La Patrulla Frontière des États-Unis (USBP) a annoncé l'arrestation en Floride et la déportation de deux citoyens cubains considérés comme criminels dangereux en raison de leur long passé criminel, qui se trouvaient dans le pays de manière irrégulière, l'un d'eux ayant une ordonnance d'expulsion définitive depuis 2018.
Les deux immigrants -identifiés seulement par leurs prénoms, Javier et José- ont été arrêtés par des agents de la station de Marathon, dans les Keys de Floride, a rapporté la USBP du secteur de Miami sur ses réseaux sociaux.
Javier, qualifié de "délinquant violent", a huit condamnations distinctes pour effraction aggravée, cinq pour agression, cinq autres pour résistance et entrave à la police, en plus de ses antécédents pour vente de cocaïne près d'une église ou d'une école, selon les autorités.
“Les agents de la Patrouille frontalière de Marathon ont contribué à faire de la communauté un endroit plus sûr en arrêtant ce citoyen cubain et criminel violent, qui a reçu un ordre définitif d'expulsion en 2018 !”, a souligné le communiqué.
Des agents de la même dépendance de la USBP ont été chargés de l'arrestation de José, qualifié de “criminel étranger illégal dangereux”, qui a également été expulsé du pays.
Selon la communication officielle, le citoyen cubain a reconnu avoir introduit clandestinement plus de 300 kg de cocaïne depuis Bimini, aux Bahamas, jusqu'aux Keys de Floride.
Ses antécédents incluent des condamnations pour conduite sous l'influence de l'alcool ou des drogues, distribution de stupéfiants (marihuana et cocaïne), possession de cocaïne et trafic d'opium et d'héroïne. José a passé 10 ans sous la garde fédérale.
« Nos agents restent engagés dans la protection de nos communautés et la sécurité de nos frontières », ont affirmé les autorités migratoires.
La Patrulla Fronteriza n'a pas précisé où les deux Cubains ont été déportés.
Lors du deuxième mandat du président Donald Trump, un nombre non précisé d'immigrants originaires de Cuba, en situation irrégulière et ayant des antécédents criminels pour des délits commis aux États-Unis, ont été déportés vers des pays tiers, en raison de la réticence du régime de La Havane à accueillir des citoyens de l'île ayant un passé judiciaire et qui demeuraient aux États-Unis depuis avant 2017.
Cependant, cette politique de déportations a pris un tournant inattendu en février dernier, lorsque le gouvernement cubain a accepté de reprendre environ 50 personnes ayant un casier judiciaire. Un communiqué de l'ICE a alors informé que lors du premier vol vers Cuba en 2026, des meurtriers, des ravisseurs, des violeurs, des trafiquants de drogue et d'autres criminels avaient été expulsés.

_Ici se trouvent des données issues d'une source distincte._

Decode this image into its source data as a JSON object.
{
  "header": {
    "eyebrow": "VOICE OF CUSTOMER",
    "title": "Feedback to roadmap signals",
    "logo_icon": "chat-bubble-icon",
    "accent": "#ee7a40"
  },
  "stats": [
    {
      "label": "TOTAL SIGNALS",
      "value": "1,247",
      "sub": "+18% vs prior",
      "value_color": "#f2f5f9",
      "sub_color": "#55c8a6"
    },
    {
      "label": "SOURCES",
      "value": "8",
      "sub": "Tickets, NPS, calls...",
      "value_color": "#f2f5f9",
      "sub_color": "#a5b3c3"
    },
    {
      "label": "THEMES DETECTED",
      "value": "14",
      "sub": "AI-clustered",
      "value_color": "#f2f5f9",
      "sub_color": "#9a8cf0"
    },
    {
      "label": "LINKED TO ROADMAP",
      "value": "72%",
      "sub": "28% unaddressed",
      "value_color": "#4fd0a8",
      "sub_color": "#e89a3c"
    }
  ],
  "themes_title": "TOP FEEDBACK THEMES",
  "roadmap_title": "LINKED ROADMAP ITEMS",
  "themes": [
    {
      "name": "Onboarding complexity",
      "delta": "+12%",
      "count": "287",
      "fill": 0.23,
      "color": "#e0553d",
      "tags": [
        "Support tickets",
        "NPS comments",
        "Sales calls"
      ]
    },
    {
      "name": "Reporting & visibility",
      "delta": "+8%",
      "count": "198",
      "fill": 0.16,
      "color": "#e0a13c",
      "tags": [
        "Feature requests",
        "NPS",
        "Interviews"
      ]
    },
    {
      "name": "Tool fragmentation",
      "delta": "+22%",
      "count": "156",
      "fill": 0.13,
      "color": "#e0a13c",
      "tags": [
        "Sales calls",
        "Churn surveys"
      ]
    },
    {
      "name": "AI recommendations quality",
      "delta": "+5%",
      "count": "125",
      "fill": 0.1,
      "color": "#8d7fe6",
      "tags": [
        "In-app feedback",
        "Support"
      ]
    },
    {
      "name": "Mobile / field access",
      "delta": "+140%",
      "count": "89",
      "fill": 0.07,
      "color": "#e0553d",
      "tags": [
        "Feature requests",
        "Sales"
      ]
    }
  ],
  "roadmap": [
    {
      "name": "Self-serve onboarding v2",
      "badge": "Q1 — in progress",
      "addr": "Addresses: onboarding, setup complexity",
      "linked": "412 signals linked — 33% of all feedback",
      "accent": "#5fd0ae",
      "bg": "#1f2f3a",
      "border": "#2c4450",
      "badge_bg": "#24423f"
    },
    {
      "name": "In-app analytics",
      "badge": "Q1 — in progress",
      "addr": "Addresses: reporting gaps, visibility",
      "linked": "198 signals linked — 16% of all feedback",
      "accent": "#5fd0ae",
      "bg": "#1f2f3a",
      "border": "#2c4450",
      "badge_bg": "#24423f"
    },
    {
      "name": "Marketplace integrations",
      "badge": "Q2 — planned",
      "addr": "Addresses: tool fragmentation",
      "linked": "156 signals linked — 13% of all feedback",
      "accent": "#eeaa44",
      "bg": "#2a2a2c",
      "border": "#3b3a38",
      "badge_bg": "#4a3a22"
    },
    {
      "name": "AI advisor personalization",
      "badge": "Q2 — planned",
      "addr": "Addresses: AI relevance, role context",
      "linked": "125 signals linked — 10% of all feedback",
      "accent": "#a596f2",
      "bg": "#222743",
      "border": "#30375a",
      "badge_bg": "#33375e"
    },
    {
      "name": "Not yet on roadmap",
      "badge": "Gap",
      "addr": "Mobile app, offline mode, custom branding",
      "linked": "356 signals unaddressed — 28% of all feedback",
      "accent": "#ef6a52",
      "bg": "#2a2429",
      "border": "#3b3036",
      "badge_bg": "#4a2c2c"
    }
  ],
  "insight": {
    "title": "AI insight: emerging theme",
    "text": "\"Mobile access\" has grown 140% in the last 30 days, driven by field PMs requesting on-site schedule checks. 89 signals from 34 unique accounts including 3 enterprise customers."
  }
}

L'agence fédérale a rappelé que, "bien que les vols de déportation vers Cuba existent depuis longtemps, le gouvernement cubain s'est montré réticent à accepter des vols de déportation massive en provenance des États-Unis", toutefois - a-t-elle ajouté - "sous l'administration Trump, ces vols de rapatriement se produisent à des chiffres record".
Ce 19 mars, l'ICE a effectué le troisième vol de déportation de Cubains vers l'île en 2026, au cours duquel 117 personnes ont été renvoyées (89 hommes et 28 femmes), selon les chiffres révélés par le Ministère de l'Intérieur (Minint) de Cuba.
Avec cette opération aérienne, le nombre total des immigrants cubains en situation irrégulière aux États-Unis qui ont été renvoyés dans leur pays par l'administration Trump s'élève à 1,901 depuis janvier 2025.
Pendant les deux mandats du président républicain, 5 286 citoyens de l'île ont été expulsés, un chiffre record dans l'histoire des États-Unis, selon les données compilées par le site Café Fuerte.